St. John’s is reportedly on the verge of hiring former Arkansas basketball coach Mike Anderson to the vacant spot at St. John’s.
Anderson, 59, was let go from Arkansas, where winning 55% of his games and not making it past the second round of the NCAA Tournament were deal-breakers.
But... St. John’s?
St. John’s has wanted regional or city ties for years, running with the idea heard often from local high school level hoops coaches — that someone needs to know the city, know its gyms, know its politics, to be successful. (Chicago basketball jobs come with the same refrain.)
National pundits and local pundits are remarking that the fit seems strange, with Anderson’s coaching career being at Tulsa, Alabama-Birmingham, Missouri, and Arkansas.
There is a point to be made there; while recruiting is national for many teams, Anderson drew heavily from Arkansas, Oklahoma, Texas with a smattering of Louisiana, Alabama and Indiana — some top-50 talents, some JUCO, some less-heralded high school players.
Anderson and his assistant Melvin Watkins kept the talent base local.
Was the reason to play on a level of loyalty to Arkansas and Mizzou? Was it because they did not have great contacts outside a certain radius to reach out to for players?
(Anderson, at Missouri, did have Zaire Taylor from Staten Island and Keon Lawrence from New Jersey, who transferred to Seton Hall.)
Will Anderson reach back into the south for players to come to St.

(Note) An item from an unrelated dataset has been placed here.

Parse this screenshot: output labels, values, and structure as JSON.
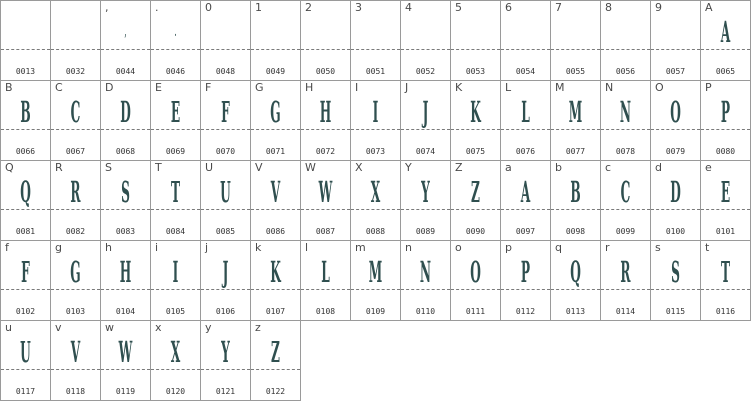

John’s, selling them on the bright lights and Big East?
After all, current Johnnies Greg Williams Jr. (Louisiana) and Josh Roberts (Alabama) seem to like being up in the area. Marquette had success under Buzz Williams with a number of Texans.
Or will Mike Anderson cast a national (or even international) net, specifying a certain kind of run and jump player who can play his style, grow under him as a person, and become a star?
Or will Anderson, after hiring a local recruiter and a national recruiter, keep his search local, convincing recruits to stay home?
St. John’s would welcome that, a nod to the old school culture that saw many great city players stay to play for the Redmen/ Red Storm.
Those New York players have left for college for a long time, and now even leave to finish high school in other places, as Precious Achiuwa and Lester Quinones did.
Chris Mullin was able to use transfers. Steve Lavin made the search national. Norm Roberts was very local.
The summer recruiting sessions will start to tell the tale.
And if the only issue St. John’s has is that there are too many players from the south, but Anderson can get his run and gun style overwhelming other teams, the Red Storm fans will be joyous.